We are considering installation of piezo mini-horns in each apartment unit of a multi-unit residential building.  The building has a conventional fire alarm system with bells in the corridors for notification.  The addition of piezo mini-horn in each unit is to ensure minimum audibility levels.

I wanted to inquire if the alarm bells in the corridors are required to be replaced to match the temporal audio pattern of the piezo mini-horns? OR is it usually acceptable for bells and mini-horns to work in the same environment?

Thank you.


----------



## classicT (Sep 20, 2017)

Consult with your AHJ (fire marshal), but typically they would have to be the same.

Per *IBC 907.5.2.1 Audible Alarms* - _Audible alarm notification appliances shall be provided and *emit a distinctive* *sound* that is not to be used for any purpose other than that of a fire alarm_ (followed by 3 exceptions and sound pressure requirements).
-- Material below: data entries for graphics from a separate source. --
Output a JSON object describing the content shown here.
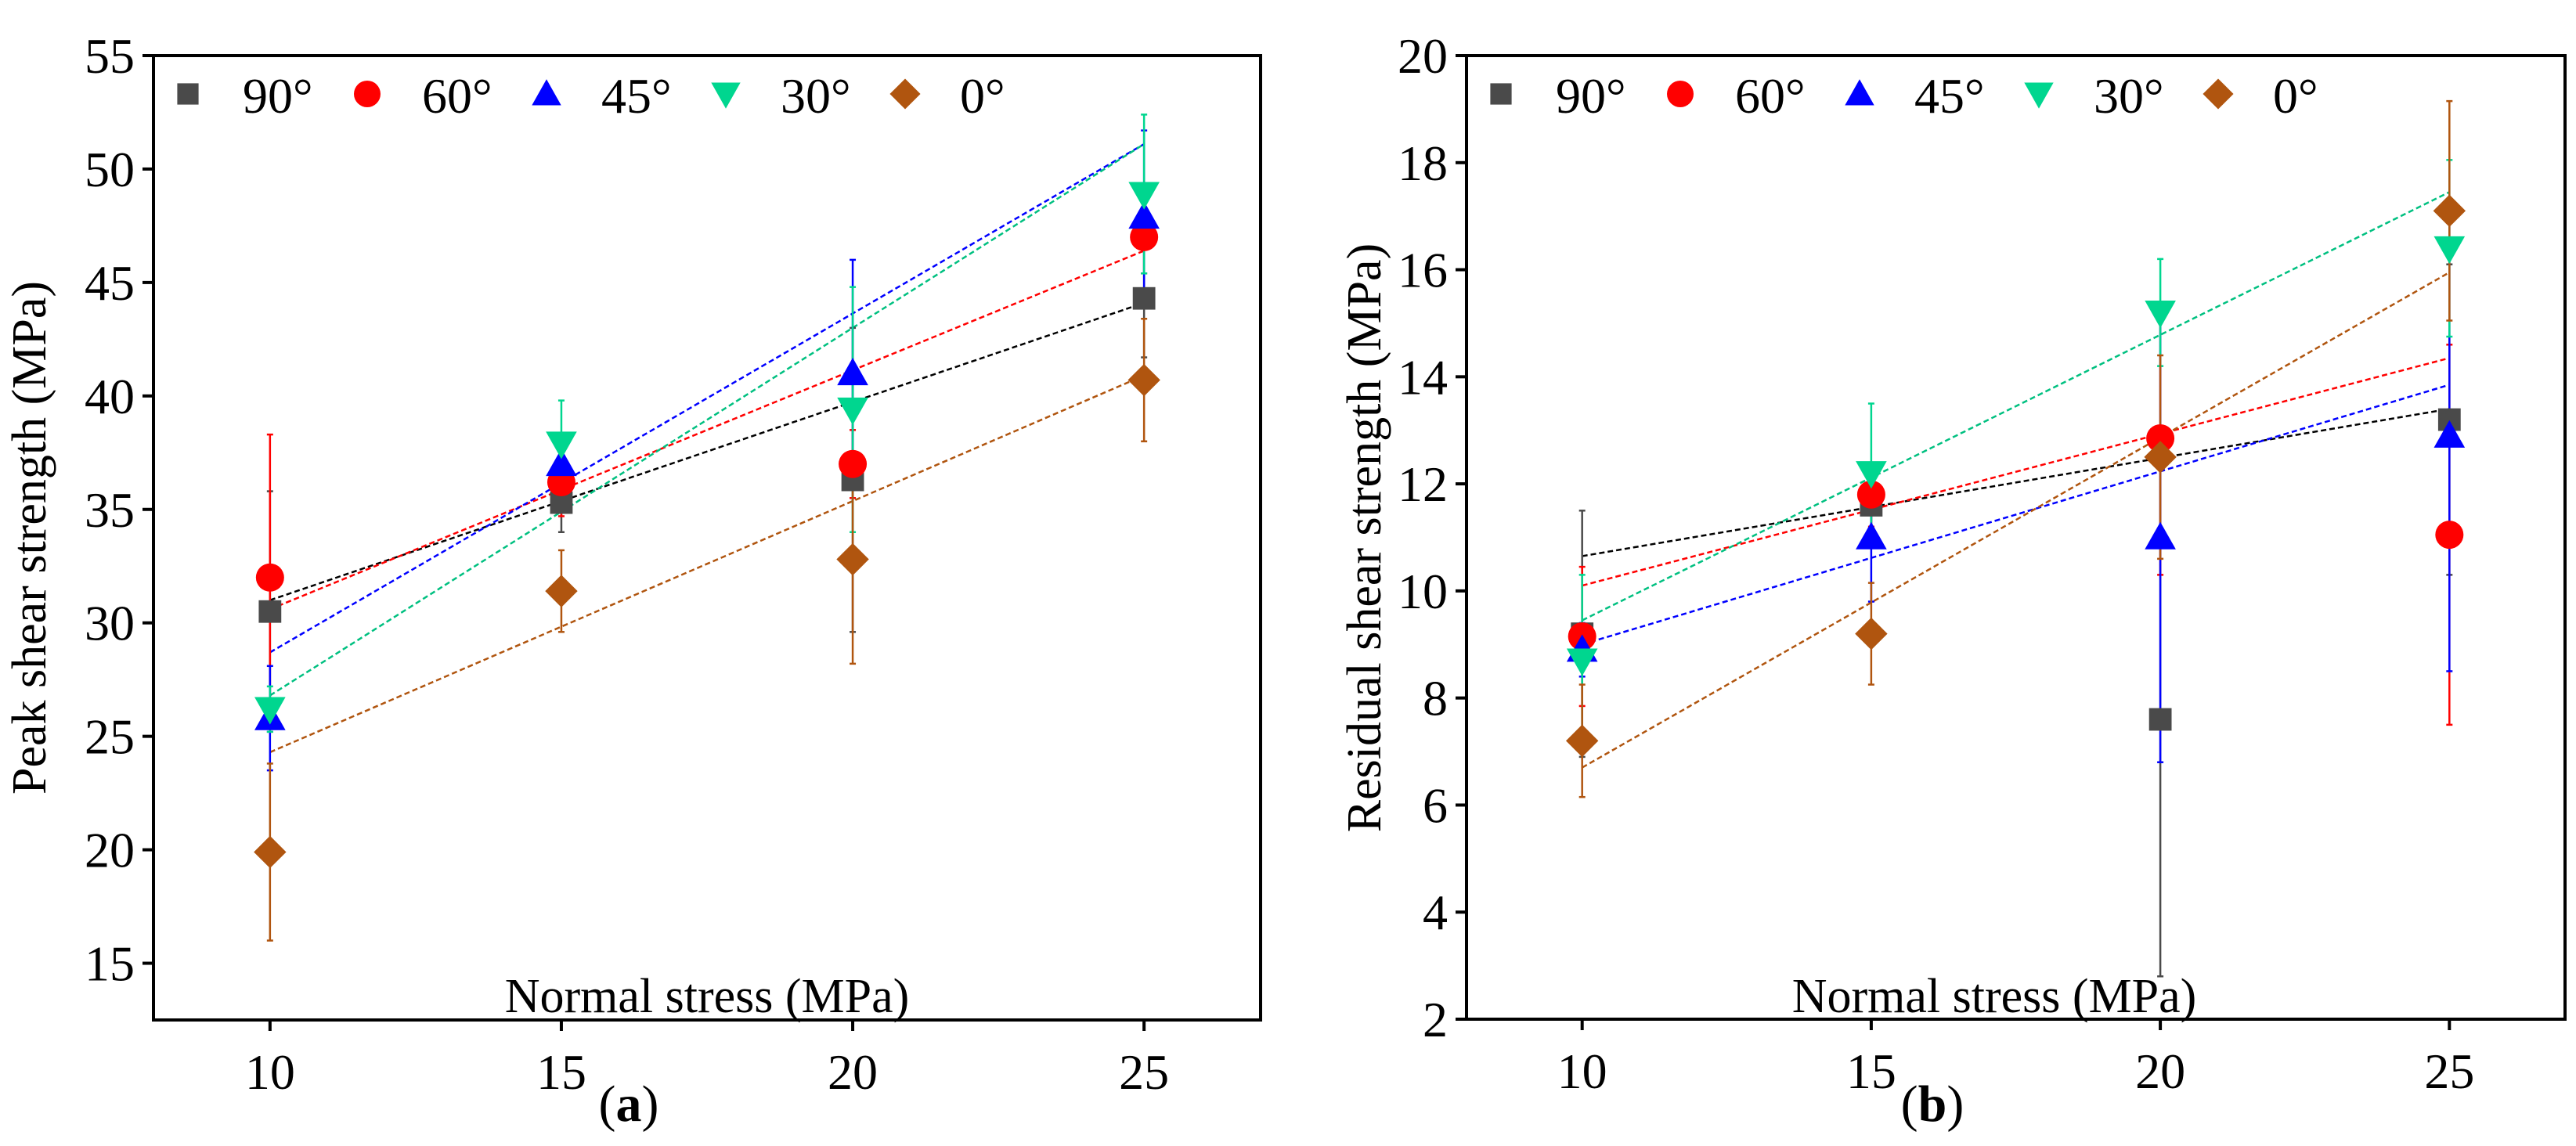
{
  "legend_colors": {
    "90°": "#4a4a4a",
    "60°": "#ff0000",
    "45°": "#0000ff",
    "30°": "#00d68f",
    "0°": "#b0550f"
  },
  "fit_colors": {
    "90°": "#000000",
    "60°": "#ff0000",
    "45°": "#0000ff",
    "30°": "#00c080",
    "0°": "#b0550f"
  },
  "markers": {
    "90°": "square",
    "60°": "circle",
    "45°": "triangle-up",
    "30°": "triangle-down",
    "0°": "diamond"
  },
  "chart_data": [
    {
      "type": "scatter",
      "panel_label": "(a)",
      "panel_letter": "a",
      "xlabel": "Normal stress (MPa)",
      "ylabel": "Peak shear strength (MPa)",
      "xlim": [
        8,
        27
      ],
      "ylim": [
        12.5,
        55
      ],
      "xticks": [
        10,
        15,
        20,
        25
      ],
      "yticks": [
        15,
        20,
        25,
        30,
        35,
        40,
        45,
        50,
        55
      ],
      "legend_position": "top",
      "x": [
        10,
        15,
        20,
        25
      ],
      "series": [
        {
          "name": "90°",
          "values": [
            30.5,
            35.3,
            36.3,
            44.3
          ],
          "errors": [
            5.3,
            1.3,
            6.7,
            2.6
          ],
          "fit": [
            31.0,
            44.1
          ]
        },
        {
          "name": "60°",
          "values": [
            32.0,
            36.2,
            37.0,
            47.0
          ],
          "errors": [
            6.3,
            1.5,
            1.5,
            1.6
          ],
          "fit": [
            30.6,
            46.4
          ]
        },
        {
          "name": "45°",
          "values": [
            25.8,
            37.0,
            41.0,
            47.9
          ],
          "errors": [
            2.3,
            1.2,
            5.0,
            3.8
          ],
          "fit": [
            28.7,
            51.1
          ]
        },
        {
          "name": "30°",
          "values": [
            26.2,
            37.9,
            39.4,
            48.9
          ],
          "errors": [
            1.0,
            1.9,
            5.4,
            3.5
          ],
          "fit": [
            26.8,
            51.1
          ]
        },
        {
          "name": "0°",
          "values": [
            19.9,
            31.4,
            32.8,
            40.7
          ],
          "errors": [
            3.9,
            1.8,
            4.6,
            2.7
          ],
          "fit": [
            24.3,
            40.9
          ]
        }
      ]
    },
    {
      "type": "scatter",
      "panel_label": "(b)",
      "panel_letter": "b",
      "xlabel": "Normal stress (MPa)",
      "ylabel": "Residual shear strength (MPa)",
      "xlim": [
        8,
        27
      ],
      "ylim": [
        2,
        20
      ],
      "xticks": [
        10,
        15,
        20,
        25
      ],
      "yticks": [
        2,
        4,
        6,
        8,
        10,
        12,
        14,
        16,
        18,
        20
      ],
      "legend_position": "top",
      "x": [
        10,
        15,
        20,
        25
      ],
      "series": [
        {
          "name": "90°",
          "values": [
            9.2,
            11.6,
            7.6,
            13.2
          ],
          "errors": [
            2.3,
            0.5,
            4.8,
            2.9
          ],
          "fit": [
            10.65,
            13.4
          ]
        },
        {
          "name": "60°",
          "values": [
            9.15,
            11.8,
            12.85,
            11.05
          ],
          "errors": [
            1.3,
            0.6,
            2.55,
            3.55
          ],
          "fit": [
            10.1,
            14.35
          ]
        },
        {
          "name": "45°",
          "values": [
            8.9,
            11.0,
            11.0,
            12.9
          ],
          "errors": [
            0.5,
            1.2,
            4.2,
            4.4
          ],
          "fit": [
            9.0,
            13.85
          ]
        },
        {
          "name": "30°",
          "values": [
            8.7,
            12.2,
            15.2,
            16.4
          ],
          "errors": [
            1.6,
            1.3,
            1.0,
            1.65
          ],
          "fit": [
            9.45,
            17.45
          ]
        },
        {
          "name": "0°",
          "values": [
            7.2,
            9.2,
            12.5,
            17.1
          ],
          "errors": [
            1.05,
            0.95,
            1.9,
            2.05
          ],
          "fit": [
            6.7,
            15.95
          ]
        }
      ]
    }
  ]
}
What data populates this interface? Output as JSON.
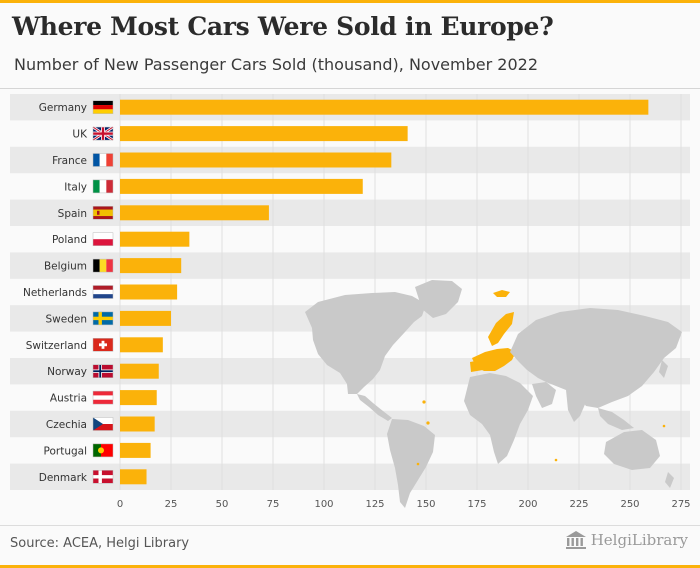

In the code section referenced, the key is the singular use of "a" when referring to the distinctive sound.


----------



## Francis Vineyard (Sep 20, 2017)

Consider NFPA 72 (figure 18.4.2.1 not provided)
*18.4.2 Distinctive Evacuation Signal.
18.4.2.1** To meet the requirements of Section 10.7, the alarm audible signal pattern used to notify building occupants of the need to evacuate (leave the building) shall be the standard alarm evacuation signal consisting of a three-pulse temporal pattern. The pattern shall be in accordance with Figure 18.4.2.1 and shall consist of the following in this order:

(1) “On” phase lasting 0.5 second ±10 percent
(2) “Off’ phase lasting 0.5 second ±10 percent for three successive “on” periods
(3) “Off’ phase lasting 1.5 seconds ±10 percent

_Exception: Where approved by the authority having jurisdiction, continued use of the existing consistent evacuation signaling scheme shall be permitted._


----------



## cda (Sep 22, 2017)

katwalatapan said:


> Hello,
> 
> We are considering installation of piezo mini-horns in each apartment unit of a multi-unit residential building.  The building has a conventional fire alarm system with bells in the corridors for notification.  The addition of piezo mini-horn in each unit is to ensure minimum audibility levels.
> 
> ...





Per NFPA 72 you need low frequency in the sleeping areas

I would say the corridors do not have to match


----------



## cda (Sep 22, 2017)

If you put low frequency in the bedrooms

You will not put them in the corridor, so right there no match


----------



## cda (Sep 22, 2017)

Low frequency required if you follow NFPA 72


----------